For a brief period, she worked in Paris as a secretary to Alfred Nobel, a famous scientist and the inventor of dynamite. After leaving Paris, she kept in touch with Nobel and inspired him to establish a prize for peace.

 

In 1876, Bertha and her husband moved to Georgia where they worked as private tutors and press correspondents. Here, during the Russio-Turkish war, they encountered the horrors of war, which ignited Bertha’s peace activism.

The novel Lay Down Your Arms!

In 1889, Bertha wrote one of the nineteenth century’s most influential books, the anti-war novel called “Lay Down Your Arms!”. The novel about the absurdity of wars in 19th century Europe and the human suffering they caused, elevated Bertha to become a leader of the European peace movement. The book was published in 37 editions and translated into 12 languages.

The novel explores ideas of diplomacy, international conflict resolution through arbitration, the logic of war and peace, the role of scientific education and dialogue, and the establishment of a Union of European countries in order to end war and build prosperity. Many of these ideas and reflections remain relevant today, as regional and international conflicts re-surface, and the ideals of the European Union are being tested.

Suttner's pacifism was influenced by the writings of Immanuel Kant, Henry Thomas Buckle, Herbert Spencer, Charles Darwin and Leo Tolstoy.

Tolstoy praised her novel as the "pacifist movement's equivalent to Uncle Tom's Cabin".

In 1893 Bertha launched the journal ‘Die Waffen Nieder’ dedicated to peace, and remained its editor till 1899. The Suttners organized meetings and gave lectures about the Peace Conference, which was about to be held in 1899.

During her lifetime, Bertha attended many peace meetings and international congresses, helped to establish peace groups, and corresponded with people all over the world to promote peace projects. She helped to form a Venetian peace group, initiated the Austrian Peace Society, where she served as president for many years, and started the fund needed to establish the Bern Peace Bureau (later to become the International Peace Bureau).

In 1904 she spoke at the International Congress of Women in Berlin, and travelled around the United States for seven months, attending a universal peace congress in Boston and meeting President Theodore Roosevelt.

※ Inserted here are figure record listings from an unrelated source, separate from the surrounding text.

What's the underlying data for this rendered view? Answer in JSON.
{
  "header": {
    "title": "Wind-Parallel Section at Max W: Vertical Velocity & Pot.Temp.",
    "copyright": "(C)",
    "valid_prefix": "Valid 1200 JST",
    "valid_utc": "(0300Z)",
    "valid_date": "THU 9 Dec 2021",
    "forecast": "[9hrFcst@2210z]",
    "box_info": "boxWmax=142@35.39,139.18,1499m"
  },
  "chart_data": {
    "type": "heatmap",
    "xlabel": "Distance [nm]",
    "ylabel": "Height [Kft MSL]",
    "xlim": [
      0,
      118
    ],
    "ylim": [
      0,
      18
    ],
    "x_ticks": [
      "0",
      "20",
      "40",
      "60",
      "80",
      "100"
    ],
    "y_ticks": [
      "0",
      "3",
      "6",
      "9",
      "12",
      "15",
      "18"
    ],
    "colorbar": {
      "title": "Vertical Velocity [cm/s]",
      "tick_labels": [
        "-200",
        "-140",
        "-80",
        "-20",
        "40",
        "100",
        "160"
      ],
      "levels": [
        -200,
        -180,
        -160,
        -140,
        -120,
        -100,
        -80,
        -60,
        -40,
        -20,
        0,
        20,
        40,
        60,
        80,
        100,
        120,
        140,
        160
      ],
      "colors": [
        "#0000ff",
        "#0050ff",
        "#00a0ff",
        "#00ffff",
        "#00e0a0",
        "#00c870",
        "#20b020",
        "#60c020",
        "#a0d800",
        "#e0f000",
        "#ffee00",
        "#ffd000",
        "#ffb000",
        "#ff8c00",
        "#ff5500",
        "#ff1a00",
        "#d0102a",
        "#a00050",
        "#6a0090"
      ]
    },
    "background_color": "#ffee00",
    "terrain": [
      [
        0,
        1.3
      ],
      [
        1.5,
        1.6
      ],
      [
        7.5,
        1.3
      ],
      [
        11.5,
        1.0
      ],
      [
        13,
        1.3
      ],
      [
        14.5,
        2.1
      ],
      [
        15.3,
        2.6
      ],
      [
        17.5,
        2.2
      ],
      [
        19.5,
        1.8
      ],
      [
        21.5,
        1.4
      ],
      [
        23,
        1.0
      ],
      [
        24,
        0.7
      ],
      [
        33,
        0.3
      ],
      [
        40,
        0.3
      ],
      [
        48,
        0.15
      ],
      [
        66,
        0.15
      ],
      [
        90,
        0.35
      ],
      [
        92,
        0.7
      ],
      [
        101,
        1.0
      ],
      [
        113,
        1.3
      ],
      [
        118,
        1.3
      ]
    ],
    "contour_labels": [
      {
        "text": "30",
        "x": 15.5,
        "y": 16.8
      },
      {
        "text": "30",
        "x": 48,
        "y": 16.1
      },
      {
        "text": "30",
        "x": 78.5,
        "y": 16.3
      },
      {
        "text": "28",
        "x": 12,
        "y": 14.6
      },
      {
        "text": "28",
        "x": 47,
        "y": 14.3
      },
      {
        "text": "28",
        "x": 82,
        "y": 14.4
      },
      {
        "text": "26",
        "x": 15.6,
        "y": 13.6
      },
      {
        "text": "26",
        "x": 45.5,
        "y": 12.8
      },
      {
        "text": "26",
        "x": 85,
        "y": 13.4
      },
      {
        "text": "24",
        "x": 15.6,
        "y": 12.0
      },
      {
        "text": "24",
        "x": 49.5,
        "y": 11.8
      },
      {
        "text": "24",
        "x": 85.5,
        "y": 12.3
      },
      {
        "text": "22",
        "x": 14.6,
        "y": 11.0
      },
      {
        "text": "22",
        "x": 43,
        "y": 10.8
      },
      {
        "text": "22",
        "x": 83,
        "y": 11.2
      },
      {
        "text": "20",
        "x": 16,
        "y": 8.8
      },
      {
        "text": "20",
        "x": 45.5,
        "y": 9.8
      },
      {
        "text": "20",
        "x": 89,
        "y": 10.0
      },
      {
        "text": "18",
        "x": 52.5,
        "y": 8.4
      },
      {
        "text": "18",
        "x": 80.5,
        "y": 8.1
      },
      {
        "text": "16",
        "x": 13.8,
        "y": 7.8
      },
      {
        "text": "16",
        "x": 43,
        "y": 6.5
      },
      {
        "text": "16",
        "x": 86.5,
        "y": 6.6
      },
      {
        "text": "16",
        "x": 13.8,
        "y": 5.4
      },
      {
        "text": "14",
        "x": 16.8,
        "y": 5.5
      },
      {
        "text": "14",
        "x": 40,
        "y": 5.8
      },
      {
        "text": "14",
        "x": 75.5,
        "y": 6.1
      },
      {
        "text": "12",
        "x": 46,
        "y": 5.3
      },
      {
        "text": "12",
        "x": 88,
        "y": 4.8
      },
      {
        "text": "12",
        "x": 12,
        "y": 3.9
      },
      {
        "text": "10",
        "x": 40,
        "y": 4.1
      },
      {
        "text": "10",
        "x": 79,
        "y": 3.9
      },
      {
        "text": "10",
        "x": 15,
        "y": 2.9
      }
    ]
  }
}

How can justice be attained when, in the expiation of an old wrong, another wrong is to be committed? No reasonable creature would conceive of the idea of obliterating ink stains with ink, or spots of oil with oil. Only blood must be washed out with blood.

Bertha von Suttner

In 1905 she became the first woman to be awarded the Peace Nobel Prize. At the 1905 Peace Congress she helped to form the Anglo-German Friendship Committee. She also gave lectures on the military involvement of nations in foreign countries.

She died in 1914, after rapidly developing cancer, two months before the outbreak of the First World War, which she had warned about and struggled against. Her disturbing predictions became a reality.

Through her work, Berta von Sutner inspired hundreds of thousands of people to understand the problems of militarization, and many joined the peace movement all around the world.